In terms of metaphysics - this isn't me prodding your dislike of Heidegger - but I've thought he was write that metaphysics is ontotheological. Metaphysics is the science that determines beings by Being. So, I guess yes, the invisible determines the visible. But I've never thought Merleau-Ponty was doing that. I think what's great about him is that he made me rethink the nature of the invisible. I'm preaching to the choir, I know, but his invisible is always bound by the visible - like a twisted rope, or some better analogy I can't think of.

dustygravel said...

@drwatson: The way I look at lacan his self reflection is a type of objectification where one makes one self in to an object of thought, there by projecting oneself into the objective world. If that makes any sense at all.

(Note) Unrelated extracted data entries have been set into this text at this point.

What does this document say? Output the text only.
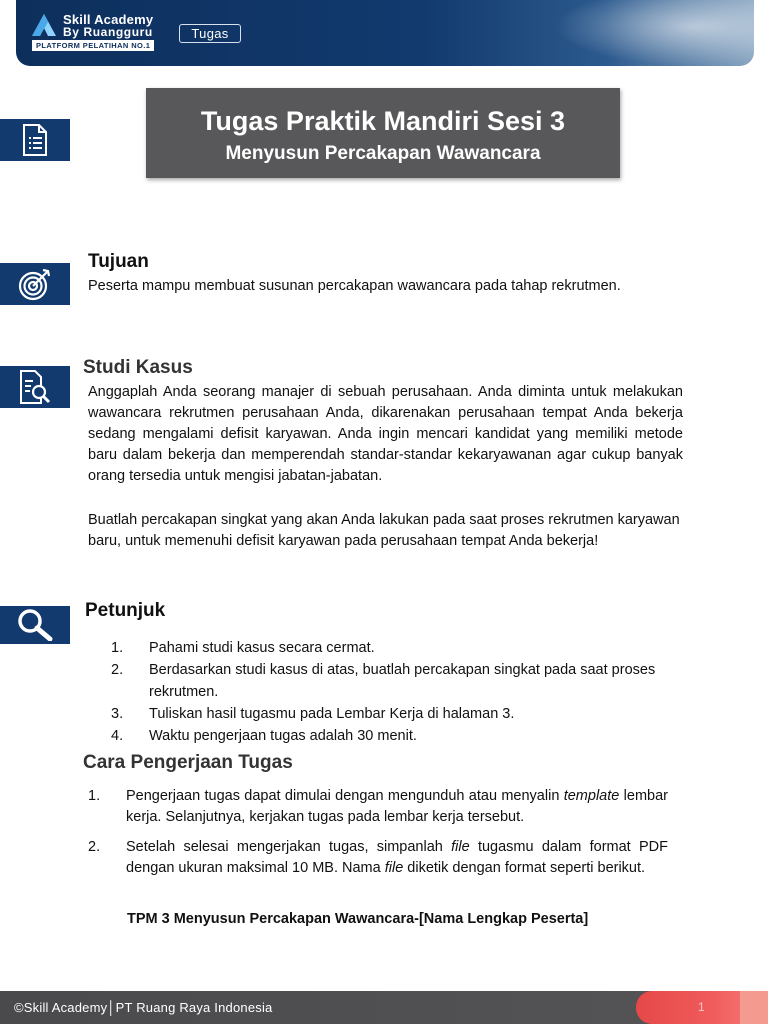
Skill Academy
By Ruangguru
PLATFORM PELATIHAN NO.1
Tugas
Tugas Praktik Mandiri Sesi 3
Menyusun Percakapan Wawancara
Tujuan
Peserta mampu membuat susunan percakapan wawancara pada tahap rekrutmen.
Studi Kasus
Anggaplah Anda seorang manajer di sebuah perusahaan. Anda diminta untuk melakukan wawancara rekrutmen perusahaan Anda, dikarenakan perusahaan tempat Anda bekerja sedang mengalami defisit karyawan. Anda ingin mencari kandidat yang memiliki metode baru dalam bekerja dan memperendah standar-standar kekaryawanan agar cukup banyak orang tersedia untuk mengisi jabatan-jabatan.
Buatlah percakapan singkat yang akan Anda lakukan pada saat proses rekrutmen karyawan baru, untuk memenuhi defisit karyawan pada perusahaan tempat Anda bekerja!
Petunjuk
1. Pahami studi kasus secara cermat.
2. Berdasarkan studi kasus di atas, buatlah percakapan singkat pada saat proses rekrutmen.
3. Tuliskan hasil tugasmu pada Lembar Kerja di halaman 3.
4. Waktu pengerjaan tugas adalah 30 menit.
Cara Pengerjaan Tugas
1.	Pengerjaan tugas dapat dimulai dengan mengunduh atau menyalin template lembar kerja. Selanjutnya, kerjakan tugas pada lembar kerja tersebut.
2.	Setelah selesai mengerjakan tugas, simpanlah file tugasmu dalam format PDF dengan ukuran maksimal 10 MB. Nama file diketik dengan format seperti berikut.
TPM 3 Menyusun Percakapan Wawancara-[Nama Lengkap Peserta]
©Skill Academy│PT Ruang Raya Indonesia	1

So if its through projecting our subjectivity into the object of our reflection in a mirror that we enter the world and gain our ego, than I wander what's happing to an alzheimer's patient when he's screaming death threats at the guy in the mirror.
I mean it sure seams like his egos is still intact but the object that is supposed to hold his ego is a intruder.

Wandering what the fuck I'm doin?
Just an Amateur trying to make new configurations thats all. Long live metaphysics

dustygravel said...

@Coffeen: Is Lacan really a shaman?

"As for Lacan: Lacan Shmacan."

Anonymous said...

Government has nothing to do with radical thinking. All social change comes from the passion and aggression of individual minds.

Daniel Coffeen said...

A flurry of fragments here.....

Immanence: a way of thinking of boundaries that move, bodies that are bodies rather than pure dissemination. For Deleuze, the world is always already coming into shape, coming into form: it is becoming as differentiation. But in order for something to differentiate itself, it has to be(come) something — that, to me, is immanence.

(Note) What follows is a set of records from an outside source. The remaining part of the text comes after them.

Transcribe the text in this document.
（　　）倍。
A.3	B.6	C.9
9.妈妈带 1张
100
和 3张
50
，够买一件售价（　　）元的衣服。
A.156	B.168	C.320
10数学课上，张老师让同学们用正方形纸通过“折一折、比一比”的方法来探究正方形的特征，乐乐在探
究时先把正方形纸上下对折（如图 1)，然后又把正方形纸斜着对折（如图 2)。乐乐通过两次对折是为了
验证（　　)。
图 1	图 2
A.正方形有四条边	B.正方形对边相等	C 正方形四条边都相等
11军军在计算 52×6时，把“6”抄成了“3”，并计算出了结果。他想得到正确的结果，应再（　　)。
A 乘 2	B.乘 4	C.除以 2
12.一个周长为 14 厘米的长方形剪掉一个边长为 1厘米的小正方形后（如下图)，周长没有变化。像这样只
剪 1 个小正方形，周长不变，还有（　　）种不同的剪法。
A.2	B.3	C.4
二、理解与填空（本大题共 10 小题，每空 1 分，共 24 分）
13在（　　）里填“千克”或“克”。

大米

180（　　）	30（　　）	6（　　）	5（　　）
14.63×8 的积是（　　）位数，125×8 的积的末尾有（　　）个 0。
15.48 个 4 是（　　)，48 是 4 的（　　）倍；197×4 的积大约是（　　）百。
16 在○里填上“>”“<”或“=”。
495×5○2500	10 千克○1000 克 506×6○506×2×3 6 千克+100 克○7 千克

Now, I have no idea what pure immanence is.

Lacan: I've read some things I've loved; other things were silly.

As for Heidegger, I haven't looked at it for 15 years or more. Back then, I found him humorless and joyless. But I am willing to admit I was wrong. But it's more fun to dismiss him offhand.

@Chad: fucking perfectly hilarious.

drwatson said...

I will readily admit that Heidegger isn't funny. I would love a philosophic exploration of comedy. The phenomenology of the laugh or something. I feel the same way about music. I'm not sure anyone's written on music that way. Someone must have, but I am not aware of it.

dustygravel said...

@drwatson: Henri Bergson wrote Laughter : an Essay on the Meaning of the Comic, cant recomed it never
read it - but its Bergson so there you go.

Deleuze talks a about music in a Thousand plateaus. Yes, A becoming music, In taking the quality of a child, a women, a horse, a bird, the musician changes into those things, without ever arriving at any of them. The women, the child, the horse, the bird are also changed, enter into a becoming.

Man, there's this really awesome part in phenomenology of perception where m.merleau-ponty talks about how when you close you're eyes while listening to music you become more aware of the way it changes your experience of the size and shape of a room. Maybe you've read it you're self?